Заражаясь от своего врага нечистым духом угрюм-бурчеевской прямоты, все новое легко становится старым. Так, на вершине якобинской диктатуры с неожиданной силой проявился бюрократизм государственного аппарата, и сам Сен-Жюст шедший во главе этого принудительного похода в рай, оплакивал новую казенщину в своих речах. Кемаль запретил феску — символ магометанской старины, азиатской замкнутости. Конечно, это было прогрессивно, однако турки долго страдали и, может быть, до сих пор страдают от недоверия масс к прогрессивным движениям. Нет ничего более выгодного для настоящей реакции, чем отвлеченность прогресса, захватывающего только верхний слой жизни и оскорбляющего народную традицию, религию, старину. Массы могут заблуждаться, но в их предрассудках есть свой смысл — отмена фески не кормит, как не могла накормить революционную Францию отмена христианства. Да и сыт человек бывает не хлебом единым.
Во всех этих случаях вопросы жгучей политической остроты ведут нас к той же солнечной системе истины. Она имеет свой объективный автоматизм, осторожнее с ней! Мы слишком часто убеждаемся в том, что ее нельзя подкупить ничем, даже историческим правом передового и нового.
Теоретическое мышление — наиболее общая, или всеобщая, форма сознания. Все доступно ему, и в принципе все может быть переведено на язык человеческой головы прямо или косвенно (если сам предмет мышления еще не приобрел достаточного уровня определенности, то есть не является в собственном смысле предметом). Естественно, что мышление можно рассматривать как более высокую ступень духовного развития, чем непосредственное чувство. Однако многие факты противоречат такому выводу. Что же из этого следует? Вместо того, чтобы стремиться к свержению мысли с принадлежащего ей трона, не лучше ли поставить этот вопрос более конкретно, диалектически?
Преимущество мышления относительно. Духовно-практическая область нашего существа имеет свои права, она ближе к жизни. Непосредственное чувство часто постигает объективную истину лучше сухого ума. Вспомним «невежество» Сократа и позднее открытие отца Сергия. Это, впрочем, так и в пределах самого мышления. Можно знать наизусть все фигуры силлогизма, не умея думать самостоятельно, подобно тому, как можно изучить физиологию желудка и страдать плохим пищеварением.
Мы уже знаем, что истина не сводится к формальному совпадению мысли с ее объектом. Для нее важно прежде всего совпадение объекта с самим собой, например, нормальный желудок — без этой реальности не будет и науки, физиологии. Если так, то некоторые чувственные формы освоения мира могут быть ближе к общему корню реальной действительности, чем сухофрукты нашего мозга. Гегель сравнивал искусство с речью бывалого человека, который знает меньше, чем школьный учитель, но знает все практически и может представить нашему воображению такие картины жизни, что они сами по себе будят мысль и обогащают ее не хуже любой
науки.

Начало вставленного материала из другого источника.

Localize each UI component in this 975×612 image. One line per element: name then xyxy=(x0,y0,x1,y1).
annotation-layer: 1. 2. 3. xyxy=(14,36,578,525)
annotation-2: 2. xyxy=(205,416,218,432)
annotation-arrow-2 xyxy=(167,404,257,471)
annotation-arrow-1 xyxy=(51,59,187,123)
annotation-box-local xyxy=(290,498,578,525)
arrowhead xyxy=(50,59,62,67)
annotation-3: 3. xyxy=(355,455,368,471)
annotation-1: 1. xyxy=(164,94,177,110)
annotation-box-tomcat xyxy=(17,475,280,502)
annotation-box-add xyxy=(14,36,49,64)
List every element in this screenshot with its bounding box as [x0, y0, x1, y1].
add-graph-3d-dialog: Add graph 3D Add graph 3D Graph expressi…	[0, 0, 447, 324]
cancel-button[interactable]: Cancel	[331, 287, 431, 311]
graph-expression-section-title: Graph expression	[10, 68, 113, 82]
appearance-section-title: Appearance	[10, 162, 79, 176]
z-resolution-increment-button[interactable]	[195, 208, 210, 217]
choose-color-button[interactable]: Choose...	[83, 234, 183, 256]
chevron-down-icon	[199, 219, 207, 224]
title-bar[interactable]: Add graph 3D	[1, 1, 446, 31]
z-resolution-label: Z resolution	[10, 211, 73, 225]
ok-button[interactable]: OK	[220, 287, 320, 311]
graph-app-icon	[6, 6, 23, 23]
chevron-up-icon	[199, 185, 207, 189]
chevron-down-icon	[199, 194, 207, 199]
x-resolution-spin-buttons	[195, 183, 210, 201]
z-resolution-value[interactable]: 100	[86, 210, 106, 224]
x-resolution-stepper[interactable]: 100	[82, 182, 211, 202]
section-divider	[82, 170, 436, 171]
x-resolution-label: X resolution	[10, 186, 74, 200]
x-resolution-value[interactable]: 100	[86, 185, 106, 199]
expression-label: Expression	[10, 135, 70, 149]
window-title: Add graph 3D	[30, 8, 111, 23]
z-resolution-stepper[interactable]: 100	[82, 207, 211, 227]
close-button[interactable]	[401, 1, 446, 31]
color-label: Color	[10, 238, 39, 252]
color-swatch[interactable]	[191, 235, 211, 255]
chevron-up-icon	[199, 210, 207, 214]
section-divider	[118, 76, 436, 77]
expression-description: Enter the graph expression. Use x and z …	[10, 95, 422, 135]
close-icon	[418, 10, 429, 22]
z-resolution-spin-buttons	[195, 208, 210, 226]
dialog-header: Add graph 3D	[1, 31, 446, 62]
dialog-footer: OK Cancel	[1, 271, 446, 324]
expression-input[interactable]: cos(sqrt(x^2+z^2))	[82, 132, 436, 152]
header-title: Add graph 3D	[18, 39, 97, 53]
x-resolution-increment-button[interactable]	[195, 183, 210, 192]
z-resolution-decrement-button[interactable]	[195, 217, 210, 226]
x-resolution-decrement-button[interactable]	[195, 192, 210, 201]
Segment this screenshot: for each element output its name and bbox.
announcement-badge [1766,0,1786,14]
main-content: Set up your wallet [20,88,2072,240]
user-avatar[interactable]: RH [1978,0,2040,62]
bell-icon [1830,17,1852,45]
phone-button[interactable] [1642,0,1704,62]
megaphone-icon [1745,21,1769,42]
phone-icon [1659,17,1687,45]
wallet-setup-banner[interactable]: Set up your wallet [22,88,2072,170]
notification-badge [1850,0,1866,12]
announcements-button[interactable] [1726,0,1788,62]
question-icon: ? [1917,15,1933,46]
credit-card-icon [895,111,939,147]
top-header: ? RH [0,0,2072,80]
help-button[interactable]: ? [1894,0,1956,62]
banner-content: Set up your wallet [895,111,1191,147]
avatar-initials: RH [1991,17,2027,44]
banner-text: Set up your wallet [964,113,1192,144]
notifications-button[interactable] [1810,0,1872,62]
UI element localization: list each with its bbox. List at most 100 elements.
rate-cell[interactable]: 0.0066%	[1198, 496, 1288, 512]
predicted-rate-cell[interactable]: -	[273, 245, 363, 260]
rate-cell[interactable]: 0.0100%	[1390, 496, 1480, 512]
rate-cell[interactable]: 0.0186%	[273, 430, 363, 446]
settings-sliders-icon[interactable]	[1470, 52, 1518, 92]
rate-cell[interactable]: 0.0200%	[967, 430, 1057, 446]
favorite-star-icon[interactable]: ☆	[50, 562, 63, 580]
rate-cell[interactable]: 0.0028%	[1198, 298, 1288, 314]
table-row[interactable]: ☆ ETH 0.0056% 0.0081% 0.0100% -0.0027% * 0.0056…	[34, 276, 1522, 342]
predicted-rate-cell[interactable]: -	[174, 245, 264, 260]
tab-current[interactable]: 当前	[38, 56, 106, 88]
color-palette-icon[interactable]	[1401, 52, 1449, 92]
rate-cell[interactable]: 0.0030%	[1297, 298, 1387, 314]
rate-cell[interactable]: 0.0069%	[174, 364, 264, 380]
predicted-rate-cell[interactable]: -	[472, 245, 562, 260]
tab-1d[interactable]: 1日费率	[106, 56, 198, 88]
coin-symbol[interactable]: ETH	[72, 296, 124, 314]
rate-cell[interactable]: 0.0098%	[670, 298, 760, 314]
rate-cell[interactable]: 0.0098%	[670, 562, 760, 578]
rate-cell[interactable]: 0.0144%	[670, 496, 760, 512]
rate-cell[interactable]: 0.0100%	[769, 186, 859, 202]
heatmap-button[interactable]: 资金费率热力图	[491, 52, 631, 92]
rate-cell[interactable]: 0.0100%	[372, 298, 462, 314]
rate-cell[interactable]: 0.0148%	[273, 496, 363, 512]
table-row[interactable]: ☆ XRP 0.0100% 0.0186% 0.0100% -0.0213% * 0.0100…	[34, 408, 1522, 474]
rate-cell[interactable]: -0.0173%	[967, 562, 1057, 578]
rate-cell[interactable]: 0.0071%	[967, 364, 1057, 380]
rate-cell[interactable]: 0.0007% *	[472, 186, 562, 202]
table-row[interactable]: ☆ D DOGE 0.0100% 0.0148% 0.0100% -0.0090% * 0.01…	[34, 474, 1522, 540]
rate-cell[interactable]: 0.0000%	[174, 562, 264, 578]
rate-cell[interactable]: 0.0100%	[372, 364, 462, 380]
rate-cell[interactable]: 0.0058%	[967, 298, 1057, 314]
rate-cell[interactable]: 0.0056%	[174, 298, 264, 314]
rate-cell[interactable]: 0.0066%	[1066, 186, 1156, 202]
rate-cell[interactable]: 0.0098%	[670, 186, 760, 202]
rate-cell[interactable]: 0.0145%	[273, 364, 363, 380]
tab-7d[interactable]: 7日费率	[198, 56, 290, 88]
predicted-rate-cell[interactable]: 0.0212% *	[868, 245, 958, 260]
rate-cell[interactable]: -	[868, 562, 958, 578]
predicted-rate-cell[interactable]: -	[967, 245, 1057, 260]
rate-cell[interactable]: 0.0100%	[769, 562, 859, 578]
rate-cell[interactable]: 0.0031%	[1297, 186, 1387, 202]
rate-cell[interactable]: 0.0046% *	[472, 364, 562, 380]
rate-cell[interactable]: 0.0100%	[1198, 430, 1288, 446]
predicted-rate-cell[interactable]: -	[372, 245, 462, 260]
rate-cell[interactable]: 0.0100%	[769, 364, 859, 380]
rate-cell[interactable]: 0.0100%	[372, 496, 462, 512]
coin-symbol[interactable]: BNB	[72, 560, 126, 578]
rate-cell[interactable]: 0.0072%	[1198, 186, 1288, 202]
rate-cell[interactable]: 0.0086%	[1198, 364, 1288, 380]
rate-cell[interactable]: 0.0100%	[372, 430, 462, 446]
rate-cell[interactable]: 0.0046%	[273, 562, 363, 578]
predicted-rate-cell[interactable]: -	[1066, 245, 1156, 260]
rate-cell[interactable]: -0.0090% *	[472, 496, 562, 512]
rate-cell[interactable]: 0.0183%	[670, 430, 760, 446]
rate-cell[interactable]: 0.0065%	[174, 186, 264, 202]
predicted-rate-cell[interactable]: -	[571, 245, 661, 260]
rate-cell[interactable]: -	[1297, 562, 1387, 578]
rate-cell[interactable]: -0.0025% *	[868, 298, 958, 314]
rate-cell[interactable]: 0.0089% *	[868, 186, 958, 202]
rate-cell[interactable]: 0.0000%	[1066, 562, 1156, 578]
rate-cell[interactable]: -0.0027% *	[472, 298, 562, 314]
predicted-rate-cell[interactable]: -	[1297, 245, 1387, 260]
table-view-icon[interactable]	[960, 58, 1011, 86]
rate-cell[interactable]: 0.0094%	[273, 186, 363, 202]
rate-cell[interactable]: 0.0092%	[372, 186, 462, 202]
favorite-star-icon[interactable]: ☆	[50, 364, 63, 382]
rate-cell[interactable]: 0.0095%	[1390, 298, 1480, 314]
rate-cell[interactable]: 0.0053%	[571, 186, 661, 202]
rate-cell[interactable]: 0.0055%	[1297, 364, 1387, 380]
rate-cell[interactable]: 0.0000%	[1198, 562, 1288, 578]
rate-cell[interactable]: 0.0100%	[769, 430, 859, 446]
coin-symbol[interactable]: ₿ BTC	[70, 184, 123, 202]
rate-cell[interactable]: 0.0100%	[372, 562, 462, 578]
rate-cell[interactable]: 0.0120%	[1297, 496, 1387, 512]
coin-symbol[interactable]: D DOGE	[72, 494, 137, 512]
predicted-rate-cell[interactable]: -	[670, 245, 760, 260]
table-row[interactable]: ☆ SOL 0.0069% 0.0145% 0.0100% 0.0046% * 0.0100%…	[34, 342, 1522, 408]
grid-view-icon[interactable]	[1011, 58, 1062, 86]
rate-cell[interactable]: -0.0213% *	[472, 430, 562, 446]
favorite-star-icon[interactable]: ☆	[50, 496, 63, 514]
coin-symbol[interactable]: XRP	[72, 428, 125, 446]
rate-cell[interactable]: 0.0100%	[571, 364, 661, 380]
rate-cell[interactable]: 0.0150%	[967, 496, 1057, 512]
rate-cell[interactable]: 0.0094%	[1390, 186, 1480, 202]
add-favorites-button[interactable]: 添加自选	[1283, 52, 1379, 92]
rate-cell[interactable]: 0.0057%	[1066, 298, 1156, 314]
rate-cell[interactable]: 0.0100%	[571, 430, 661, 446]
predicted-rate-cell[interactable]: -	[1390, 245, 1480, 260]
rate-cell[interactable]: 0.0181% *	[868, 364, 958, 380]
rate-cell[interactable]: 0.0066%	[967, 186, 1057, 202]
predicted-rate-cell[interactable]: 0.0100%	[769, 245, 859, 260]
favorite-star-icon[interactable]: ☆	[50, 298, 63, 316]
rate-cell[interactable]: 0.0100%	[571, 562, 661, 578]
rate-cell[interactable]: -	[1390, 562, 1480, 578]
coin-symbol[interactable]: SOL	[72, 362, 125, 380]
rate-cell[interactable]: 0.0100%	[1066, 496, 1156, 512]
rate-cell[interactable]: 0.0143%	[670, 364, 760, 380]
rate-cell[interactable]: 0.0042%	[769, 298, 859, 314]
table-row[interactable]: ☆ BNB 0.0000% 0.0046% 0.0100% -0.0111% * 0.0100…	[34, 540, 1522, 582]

Все это, разумеется, нисколько не колеблет того факта, что теоретическое мышление является наиболее общей формой сознания.
Как смотрели на роль художественного чувства «гносеологисты» тридцатых годов? Было ли у них злокозненное намерение подчинить его сухой материи отвлеченного мышления? Возьмем пример из книги Ильина. Статья о художественном чувстве посвящена как раз интересующему нас вопросу. Есть разница между истиной в созерцании художника, неисчерпаемой, как реальный мир вокруг нас, и конечной суммой рассудочных идей, лежащей на дне его произведения, согласно обычной иллюзии. Наш домашний здравый смысл во всех его ипостасях, в том числе и самых модных, исходит из того, что самое главное добраться до этого дна, отгадать истинные намерения художника, усвоить его программу, зашифрованную посредством условного кода, — и действие искусства совершилось! Так же совершилось действие науки об искусстве, если мы узнали общественные цели художника, ведомые ему или бессознательные, а также секреты его художественной воли, преобразующей материал внешней действительности на свой лад.
В этом отношении, признаться, я не вижу большой разницы между теорией искусства дидактического, иллюстрирующего готовые тезисы, принятые художником, и теорией искусства иррационального, выражающего то, что художник, подчиняясь своему внутреннему голосу, хотел изобразить или увидеть. В обоих случаях главное — это цель художника, лежащая на дне его произведения. Важно узнать, что он хотел сказать нам при помощи этих словесных знаков или пластических фигур. Отсюда довольно частое в наши дни сведение искусства к языку, общению между людьми, условному коду для передачи информации, системе воздействия на воспринимающую публику и так далее.